Advantages of Dual Governance: A Unified Framework
Our proposed framework, Dual Governance, aims to integrate crowdsourced safety tools with a centralized regulatory body such that there is synergy between the laws being implemented to protect users and tools available to users to protect themselves. At a high level, the framework involves an existing federal regulatory body (or a collaboration between agencies) that would establish guidelines and standards for developing and using AI systems. The framework can incorporate crowdsourced safety mechanisms, involving stakeholders in assessing and improving AI systems.
To bring clarity to existing regulations, the Dual Governance framework pairs them with clear technical solutions. A registry of ways to comply with regulations and an established way to interpret them makes the framework uniform and transparent. New frameworks and existing tools should be periodically reviewed so that the framework remains nimble and relevant. Finally, the framework will have methods to alert agencies to malpractice. It can borrow from centralized regulatory agencies such as CFPB and the human alternatives proposed in the Blueprint for an AI Bill of Rights so that consumers have paths for recourse.
Between the lines
The increasing usage of generative AI in the mainstream highlights the increasing need for regulation.
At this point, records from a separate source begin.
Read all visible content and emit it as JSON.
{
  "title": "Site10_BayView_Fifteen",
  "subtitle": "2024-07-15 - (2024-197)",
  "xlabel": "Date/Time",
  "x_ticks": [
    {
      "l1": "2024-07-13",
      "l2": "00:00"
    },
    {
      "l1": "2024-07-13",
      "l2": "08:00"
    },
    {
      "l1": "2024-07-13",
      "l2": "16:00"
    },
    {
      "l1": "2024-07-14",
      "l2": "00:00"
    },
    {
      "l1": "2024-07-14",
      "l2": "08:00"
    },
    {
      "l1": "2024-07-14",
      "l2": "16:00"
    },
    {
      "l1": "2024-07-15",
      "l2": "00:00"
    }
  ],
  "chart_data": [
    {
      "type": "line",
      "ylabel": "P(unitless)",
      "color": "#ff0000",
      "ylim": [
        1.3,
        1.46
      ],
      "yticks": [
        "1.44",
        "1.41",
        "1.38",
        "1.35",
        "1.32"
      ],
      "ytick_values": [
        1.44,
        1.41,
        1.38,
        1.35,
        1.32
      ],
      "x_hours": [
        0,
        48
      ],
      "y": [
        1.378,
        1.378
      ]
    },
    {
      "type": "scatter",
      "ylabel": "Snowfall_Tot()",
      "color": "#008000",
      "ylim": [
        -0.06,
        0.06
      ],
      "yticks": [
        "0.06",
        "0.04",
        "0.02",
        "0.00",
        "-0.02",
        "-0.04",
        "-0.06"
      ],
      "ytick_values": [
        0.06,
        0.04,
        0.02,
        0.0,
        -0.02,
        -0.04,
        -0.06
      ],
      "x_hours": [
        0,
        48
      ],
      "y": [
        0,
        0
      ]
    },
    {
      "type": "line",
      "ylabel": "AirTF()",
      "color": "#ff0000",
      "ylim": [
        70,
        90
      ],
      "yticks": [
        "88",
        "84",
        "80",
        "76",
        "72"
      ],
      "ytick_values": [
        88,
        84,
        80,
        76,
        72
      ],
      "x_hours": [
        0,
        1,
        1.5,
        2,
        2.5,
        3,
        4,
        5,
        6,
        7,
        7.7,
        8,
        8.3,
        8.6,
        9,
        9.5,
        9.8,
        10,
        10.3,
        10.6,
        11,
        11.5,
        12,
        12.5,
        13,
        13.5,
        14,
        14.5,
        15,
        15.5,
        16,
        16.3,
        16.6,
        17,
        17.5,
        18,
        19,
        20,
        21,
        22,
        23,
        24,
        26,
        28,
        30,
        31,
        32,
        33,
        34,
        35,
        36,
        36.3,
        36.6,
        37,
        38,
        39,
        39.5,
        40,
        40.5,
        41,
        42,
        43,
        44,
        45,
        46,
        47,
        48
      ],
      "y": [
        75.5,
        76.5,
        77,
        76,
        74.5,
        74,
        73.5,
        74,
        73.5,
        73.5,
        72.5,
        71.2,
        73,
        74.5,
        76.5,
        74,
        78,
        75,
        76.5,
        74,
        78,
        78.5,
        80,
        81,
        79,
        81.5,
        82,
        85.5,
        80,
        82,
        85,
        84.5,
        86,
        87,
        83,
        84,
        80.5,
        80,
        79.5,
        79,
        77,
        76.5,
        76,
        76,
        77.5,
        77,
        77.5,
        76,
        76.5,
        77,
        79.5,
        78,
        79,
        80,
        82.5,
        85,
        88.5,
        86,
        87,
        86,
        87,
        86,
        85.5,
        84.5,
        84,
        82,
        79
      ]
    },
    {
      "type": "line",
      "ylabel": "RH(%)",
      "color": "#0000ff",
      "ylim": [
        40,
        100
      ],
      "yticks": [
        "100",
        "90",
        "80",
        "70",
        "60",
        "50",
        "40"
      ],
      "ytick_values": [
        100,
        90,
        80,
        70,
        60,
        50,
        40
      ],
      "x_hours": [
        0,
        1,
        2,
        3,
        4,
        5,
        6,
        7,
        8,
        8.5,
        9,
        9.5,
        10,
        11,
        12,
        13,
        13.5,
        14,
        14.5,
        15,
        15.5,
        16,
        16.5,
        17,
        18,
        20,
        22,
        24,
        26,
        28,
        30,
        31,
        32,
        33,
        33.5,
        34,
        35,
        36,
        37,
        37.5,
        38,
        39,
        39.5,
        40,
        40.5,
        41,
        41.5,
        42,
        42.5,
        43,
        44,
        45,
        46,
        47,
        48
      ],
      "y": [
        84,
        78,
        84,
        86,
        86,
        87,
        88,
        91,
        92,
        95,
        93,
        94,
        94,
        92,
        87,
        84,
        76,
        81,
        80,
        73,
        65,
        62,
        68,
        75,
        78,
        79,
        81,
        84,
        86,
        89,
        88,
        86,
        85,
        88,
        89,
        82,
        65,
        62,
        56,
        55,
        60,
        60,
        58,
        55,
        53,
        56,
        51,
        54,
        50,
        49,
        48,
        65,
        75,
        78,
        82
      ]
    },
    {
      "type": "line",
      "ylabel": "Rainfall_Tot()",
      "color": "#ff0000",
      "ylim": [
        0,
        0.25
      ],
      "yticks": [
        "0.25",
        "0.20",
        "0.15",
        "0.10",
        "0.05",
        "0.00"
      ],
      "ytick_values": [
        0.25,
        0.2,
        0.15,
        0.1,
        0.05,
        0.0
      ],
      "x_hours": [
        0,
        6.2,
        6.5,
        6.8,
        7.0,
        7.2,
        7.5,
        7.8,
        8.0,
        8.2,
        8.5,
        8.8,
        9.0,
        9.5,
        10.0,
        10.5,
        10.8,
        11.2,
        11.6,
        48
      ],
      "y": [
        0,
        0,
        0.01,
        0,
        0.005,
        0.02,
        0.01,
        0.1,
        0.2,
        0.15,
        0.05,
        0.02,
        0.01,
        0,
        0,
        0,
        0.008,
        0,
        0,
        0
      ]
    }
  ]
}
Our research analyzes existing AI harms, centralized regulation, and the steps taken by various government agencies to regulate AI and crowdsourced safety tools. We define the criteria required for governance models to ensure the safety of the users in this fast-evolving environment. Then, we introduce the Dual Governance framework, which proposes an alliance between centralized regulation and crowdsourced mechanisms. We believe that implementing this framework will more efficiently regulate generative AI harms and provide consumers and small and big tech companies free rein to innovate on generative AI while ensuring the safety of the user community. We hope this work will be an important step in how we think about governing AI systems and provide a blueprint for further research in building, testing, and securing unified governance models.